Hello. I am the creative director of the CPJ, co-coordinator to the hard-working and fast-moving Sako Chapman.
Where do I even begin?
This issue of the CPJ is being assembled and laid-out in the second week of the spring quarter. The workload seemed to overwhelm me before it began. As some of you know, there was a student forum on April 10th where members of Evergreen leadership made themselves available for students to ask the questions they have been holding onto for a while. Why a public forum? Accountability. A few of us have had small group meetings with Dexter Gordon over the course of last quarter, and conversations with him and John Carmichael at their Wednesday open hours in the CAB. Those meetings and conversations were important and necessary, but they were private, just a start. As you will read in my article on page 4 covering the event, there were aspirational statements made of how to better engage students in the process/function of Evergreen as an institution. Making these statements publicly, and cementing their place in the history of Evergreen in the pages of the CPJ, will hopefully hold leadership accountable. Accountable to the spirit of the Evergreen State College.
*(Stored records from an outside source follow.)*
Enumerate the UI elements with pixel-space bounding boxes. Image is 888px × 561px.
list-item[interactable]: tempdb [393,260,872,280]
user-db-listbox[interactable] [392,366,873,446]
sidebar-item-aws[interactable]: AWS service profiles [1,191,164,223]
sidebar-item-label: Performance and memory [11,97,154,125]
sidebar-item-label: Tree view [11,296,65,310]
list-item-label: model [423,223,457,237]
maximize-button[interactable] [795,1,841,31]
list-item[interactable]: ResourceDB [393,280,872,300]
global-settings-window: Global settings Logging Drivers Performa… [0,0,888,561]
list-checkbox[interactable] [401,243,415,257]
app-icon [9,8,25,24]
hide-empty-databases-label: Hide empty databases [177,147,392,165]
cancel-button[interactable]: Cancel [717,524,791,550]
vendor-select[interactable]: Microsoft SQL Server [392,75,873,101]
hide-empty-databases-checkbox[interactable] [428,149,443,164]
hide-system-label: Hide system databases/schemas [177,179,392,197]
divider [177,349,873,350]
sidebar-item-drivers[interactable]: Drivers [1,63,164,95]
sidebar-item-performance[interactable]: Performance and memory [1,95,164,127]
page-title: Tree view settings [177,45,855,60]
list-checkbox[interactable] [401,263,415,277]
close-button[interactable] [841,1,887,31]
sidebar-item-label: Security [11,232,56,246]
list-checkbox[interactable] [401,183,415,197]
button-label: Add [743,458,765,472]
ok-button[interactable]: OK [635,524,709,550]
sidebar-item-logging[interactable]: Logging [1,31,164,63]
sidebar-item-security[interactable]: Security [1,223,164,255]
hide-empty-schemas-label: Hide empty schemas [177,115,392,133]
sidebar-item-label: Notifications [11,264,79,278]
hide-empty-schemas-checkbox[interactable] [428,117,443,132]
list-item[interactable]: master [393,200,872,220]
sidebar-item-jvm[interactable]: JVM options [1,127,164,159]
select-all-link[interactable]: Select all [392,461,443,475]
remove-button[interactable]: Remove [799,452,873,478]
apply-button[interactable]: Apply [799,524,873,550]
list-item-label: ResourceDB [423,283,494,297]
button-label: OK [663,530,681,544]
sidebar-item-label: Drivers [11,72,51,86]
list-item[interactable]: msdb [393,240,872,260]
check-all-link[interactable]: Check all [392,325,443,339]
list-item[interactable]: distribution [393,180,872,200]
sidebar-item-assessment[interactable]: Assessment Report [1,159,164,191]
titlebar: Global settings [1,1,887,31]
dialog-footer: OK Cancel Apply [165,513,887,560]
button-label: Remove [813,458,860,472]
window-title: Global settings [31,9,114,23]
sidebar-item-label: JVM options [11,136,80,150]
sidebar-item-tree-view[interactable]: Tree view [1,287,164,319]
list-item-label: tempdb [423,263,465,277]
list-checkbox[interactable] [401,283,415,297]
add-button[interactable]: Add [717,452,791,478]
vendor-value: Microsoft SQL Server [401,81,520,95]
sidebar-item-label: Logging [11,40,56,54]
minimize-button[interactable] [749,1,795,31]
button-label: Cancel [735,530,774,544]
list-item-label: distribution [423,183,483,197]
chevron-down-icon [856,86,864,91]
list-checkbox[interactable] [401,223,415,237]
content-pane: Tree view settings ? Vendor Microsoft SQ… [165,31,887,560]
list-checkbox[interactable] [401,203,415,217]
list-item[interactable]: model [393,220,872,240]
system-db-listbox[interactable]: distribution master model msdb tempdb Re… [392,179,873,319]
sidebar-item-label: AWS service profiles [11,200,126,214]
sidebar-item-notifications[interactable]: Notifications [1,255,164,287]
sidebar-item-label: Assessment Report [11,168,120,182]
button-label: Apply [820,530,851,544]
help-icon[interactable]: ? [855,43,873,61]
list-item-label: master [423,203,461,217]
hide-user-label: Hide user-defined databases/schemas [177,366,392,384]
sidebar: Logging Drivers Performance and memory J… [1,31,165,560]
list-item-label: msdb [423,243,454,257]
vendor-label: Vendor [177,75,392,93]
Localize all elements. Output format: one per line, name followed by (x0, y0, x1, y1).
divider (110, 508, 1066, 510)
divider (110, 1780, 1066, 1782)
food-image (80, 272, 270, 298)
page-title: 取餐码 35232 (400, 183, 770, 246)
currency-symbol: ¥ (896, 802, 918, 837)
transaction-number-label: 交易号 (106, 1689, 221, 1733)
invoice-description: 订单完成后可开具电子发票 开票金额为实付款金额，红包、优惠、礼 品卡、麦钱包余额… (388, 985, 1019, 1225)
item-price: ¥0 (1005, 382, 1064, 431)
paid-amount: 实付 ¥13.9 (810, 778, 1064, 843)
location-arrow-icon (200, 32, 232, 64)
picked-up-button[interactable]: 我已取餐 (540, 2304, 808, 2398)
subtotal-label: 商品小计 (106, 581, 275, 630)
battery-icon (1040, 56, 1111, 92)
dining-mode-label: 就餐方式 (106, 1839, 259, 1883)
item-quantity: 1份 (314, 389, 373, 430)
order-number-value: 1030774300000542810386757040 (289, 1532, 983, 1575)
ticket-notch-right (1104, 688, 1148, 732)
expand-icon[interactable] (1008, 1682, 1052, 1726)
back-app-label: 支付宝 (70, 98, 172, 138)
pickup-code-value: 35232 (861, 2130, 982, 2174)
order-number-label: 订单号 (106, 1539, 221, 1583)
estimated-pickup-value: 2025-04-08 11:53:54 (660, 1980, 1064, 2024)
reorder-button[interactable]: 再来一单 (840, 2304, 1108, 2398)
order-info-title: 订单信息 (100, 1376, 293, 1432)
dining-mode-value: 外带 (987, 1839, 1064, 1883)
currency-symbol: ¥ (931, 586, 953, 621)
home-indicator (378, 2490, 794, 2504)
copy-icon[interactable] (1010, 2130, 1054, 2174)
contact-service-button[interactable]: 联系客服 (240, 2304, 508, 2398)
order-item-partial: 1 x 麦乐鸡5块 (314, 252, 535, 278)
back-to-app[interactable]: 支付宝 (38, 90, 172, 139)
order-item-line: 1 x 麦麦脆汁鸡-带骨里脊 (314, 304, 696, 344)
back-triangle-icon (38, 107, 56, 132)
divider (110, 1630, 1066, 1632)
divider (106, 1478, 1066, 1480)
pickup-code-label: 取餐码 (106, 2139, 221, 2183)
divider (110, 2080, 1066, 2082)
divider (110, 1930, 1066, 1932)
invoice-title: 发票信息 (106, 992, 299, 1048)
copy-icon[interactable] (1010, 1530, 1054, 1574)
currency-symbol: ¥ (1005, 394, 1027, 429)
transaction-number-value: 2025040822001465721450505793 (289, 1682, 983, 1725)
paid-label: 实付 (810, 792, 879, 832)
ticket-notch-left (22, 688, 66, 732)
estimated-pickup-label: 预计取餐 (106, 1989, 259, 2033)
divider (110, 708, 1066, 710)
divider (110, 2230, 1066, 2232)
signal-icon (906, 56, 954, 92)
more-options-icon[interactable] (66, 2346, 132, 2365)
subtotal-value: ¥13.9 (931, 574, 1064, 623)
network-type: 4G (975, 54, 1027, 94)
Remember, we didn’t come here because we wanted an experience like UW. I wanted an educational experience that treated me as a collaborator in learning, not just a recipient. An experience that valued interdisciplinary studies. To the credit of the teaching staff here at Evergreen, my education has been mostly that experience. The faculty that I’ve had the great privilege to work with have given me an experience that I do believe is incredibly valuable, and I believe I am a better person for it. But their support ends at academics. As for the rest of a college experience, housing, facilities, food, resource offices, and student employment, these areas are where it is the institution’s responsibility to uphold the Evergreen promise of collaboration and progressive thinking. This, in its nature, requires a pro-active model of operation. Yes, the stakes are high. That is the job. These are people’s lives, their quality of life.
I wanted to pursue higher education at Evergreen. That meant leaving my hometown, my family, my entire support system. Leaving the beautiful landscape that I call home, leaving behind all my favorite things because I wanted to better myself and take all of my newfound knowledge back to my community.
Of course we are going to have expectations of how things run and what conditions our housing is in. When students come to Evergreen they have to make it their home, they have to create new communities, new support systems, find new things to love, this is how we survive. Students who take 16 credits a quarter, have a part time job, and are in student governance positions are doing 52 hour weeks. That is all before you account for the time to feed yourself, meal plan, exercise, bathe, travel from task to task, and schedule in moments of rest. It is exhausting.
In February I started having dreams about the institution. Before I would even fall asleep I would lie in the dark, begging myself to become too tired to think. My head was full of college bureaucracy bullshit. The mis-steps by the college, the moves made by staffers, the underhanded comments, I began to question my perception of reality.
Dear Admin, do you think I want to criticize you? Do you think I want to spend my time tracking movements, attending meetings, and constantly taking in information? Not at all. When I came to this college I became a part of something bigger than myself, when I started working at the paper that became even more true. Evergreen is a home to many and I want to do right by them. The issues of this institution lay heavy on my chest, I feel it in my ability to breathe air. It is my dread, I recognize this dread and keep pushing forward because to stop everything and say I can’t handle it would be to go against the spirit of the education that I have fought so hard to receive.
What students need at this time is to feel heard and seen. More than that, the students need to see proactive engagement from administration, and to be brought in as collaborators. Think about everything they have been through. Covid went through their communities, changing them forever. The politicians that mainstream media accuse of being leftist, liberal, commies are actually money-hungry centrists at best, leaving little hope for the working class, communities of color, communities in poverty, and reproductive rights. On our campus specifically, they have seen the arts get less and less support. They have seen their classmate die. And they have to watch a genocide unfold over the internet, while our government doesn’t just sit by but participates in it through the aid and weapons sent to Israel. Every single student who makes it to class, does their work, and keeps going despite all of this, is accomplishing something great. I keep going for them. Let’s keep going for each other.